IA al Día
the efficient way to stay informed
Back to Deep Dives
Deep Dive June 12, 2026 14 min read

Context Compaction in AI Agents: How Hermes, Codex, Claude Code, and OpenCode Manage the Memory Window

In-depth technical analysis of how four AI agent systems — Hermes Agent, Codex CLI, Claude Code, and OpenCode — implement context compaction to maintain long sessions without losing critical information or exceeding token limits.

Context Compaction in AI Agents: How Hermes, Codex, Claude Code, and OpenCode Manage the Memory Window
By IA al Día

Key Findings

  • Context compaction is an investment: spend ~$0.01 in tokens now to save 10-100× on future turns
  • Hermes Agent has the most complete system with a dual layer (gateway at 85% + agent at 50%) and a 4-phase algorithm that prunes tool results before calling the LLM
  • Claude Code integrates Anthropic Prompt Cache as an intermediate layer, reducing costs ~75% without compromising information
  • OpenCode uses timestamp-based hiding (not physical deletion) — data persists in the DB for future audits
  • Codex CLI preserves user messages verbatim while compressing everything else into a "handoff" summary
  • All converge on a common pattern: cheap pruning first, LLM summary second, head and tail always protected
Methodology

Research based on official documentation from Hermes Agent (Nous Research), source code from Codex CLI (OpenAI/openai/codex) and OpenCode (sst/opencode), plus community analysis of Claude Code (Anthropic). Each claim about thresholds, algorithm phases, and data structures was verified against source code or official documentation. Cost comparisons use public API prices as of June 2026.

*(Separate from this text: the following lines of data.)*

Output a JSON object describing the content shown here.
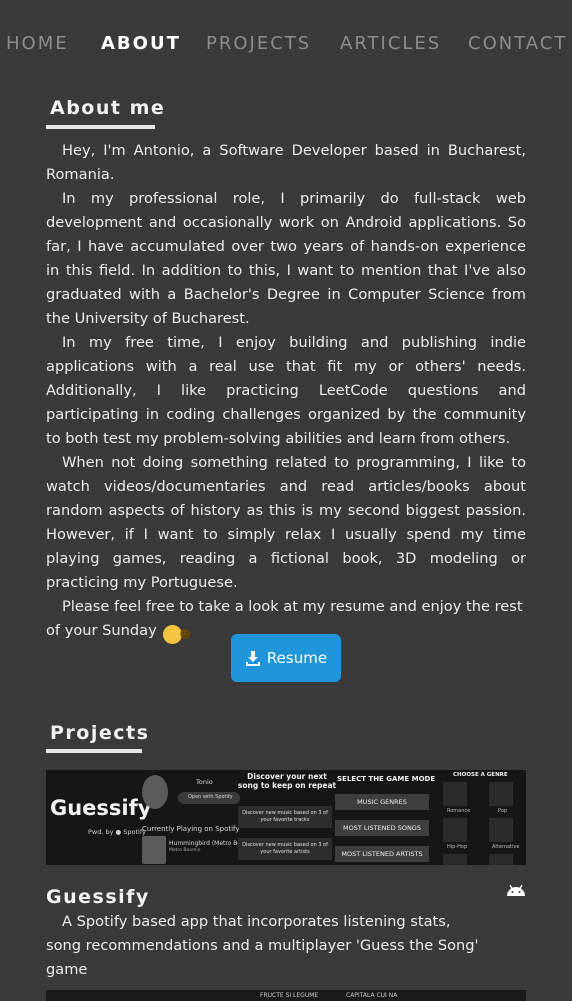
{
  "nav": {
    "items": [
      "HOME",
      "ABOUT",
      "PROJECTS",
      "ARTICLES",
      "CONTACT"
    ],
    "active": "ABOUT"
  },
  "about": {
    "title": "About me",
    "paragraphs": [
      "Hey, I'm Antonio, a Software Developer based in Bucharest, Romania.",
      "In my professional role, I primarily do full-stack web development and occasionally work on Android applications. So far, I have accumulated over two years of hands-on experience in this field. In addition to this, I want to mention that I've also graduated with a Bachelor's Degree in Computer Science from the University of Bucharest.",
      "In my free time, I enjoy building and publishing indie applications with a real use that fit my or others' needs. Additionally, I like practicing LeetCode questions and participating in coding challenges organized by the community to both test my problem-solving abilities and learn from others.",
      "When not doing something related to programming, I like to watch videos/documentaries and read articles/books about random aspects of history as this is my second biggest passion. However, if I want to simply relax I usually spend my time playing games, reading a fictional book, 3D modeling or practicing my Portuguese.",
      "Please feel free to take a look at my resume and enjoy the rest of your Sunday"
    ],
    "emoji": "grinning-face-emoji",
    "resume_label": "Resume",
    "resume_icon": "download-icon"
  },
  "projects": {
    "title": "Projects",
    "items": [
      {
        "name": "Guessify",
        "platform_icon": "android-icon",
        "description": "A Spotify based app that incorporates listening stats, song recommendations and a multiplayer 'Guess the Song' game",
        "banner": {
          "logo": "Guessify",
          "powered_by": "Pwd. by",
          "spotify": "Spotify",
          "user": "Tonio",
          "open_spotify": "Open with Spotify",
          "currently_playing": "Currently Playing on Spotify",
          "track": "Hummingbird (Metro Boom",
          "track_artist": "Metro Boomin",
          "discover_title": "Discover your next song to keep on repeat",
          "discover_1": "Discover new music based on 3 of your favorite tracks",
          "discover_2": "Discover new music based on 3 of your favorite artists",
          "game_mode_title": "SELECT THE GAME MODE",
          "game_modes": [
            "MUSIC GENRES",
            "MOST LISTENED SONGS",
            "MOST LISTENED ARTISTS"
          ],
          "genre_title": "CHOOSE A GENRE",
          "genres": [
            "Romance",
            "Pop",
            "Hip-Hop",
            "Alternative"
          ]
        }
      }
    ],
    "next_banner_texts": [
      "FRUCTE SI LEGUME",
      "CAPITALA CUI NA"
    ]
  },
  "colors": {
    "background": "#3a3a3a",
    "accent": "#1e96d9",
    "nav_inactive": "#8d8d8d",
    "android_green_shown_as": "#ffffff"
  }
}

When you use an AI agent for a long coding session, something inevitable happens: the conversation grows, tool results accumulate, and the context approaches the model’s limit. The agent starts “forgetting” things — the system prompt, early instructions, key decisions. And in the worst case, the API returns a context_length_exceeded error and the session dies.

The solution is called context compaction. It’s not about expanding the model’s memory, but about learning to forget with precision: keep what matters, discard the noise, and do it spending as few tokens as possible in the process.

This article analyzes how four AI agent systems implement this critical functionality. Hermes Agent, Codex CLI, Claude Code, and OpenCode have radically different approaches — from Hermes’ dual safety layer to Claude Code’s three progressive phases — but they all converge on a common pattern.

What is context compaction and why does it matter?

Each turn in a conversation with an AI agent adds tokens to the history. The system prompt (with tool definitions, instructions, persistent memory), user messages, assistant responses, tool calls, and tool results — everything accumulates.

In a typical debugging session, tool results account for ~80% of total tokens. A grep search can return 2,000 tokens; reading a 300-line file adds 3,500; a test run with stack traces adds another 3,000. This data was critical during debugging, but once the bug is fixed, it’s dead weight.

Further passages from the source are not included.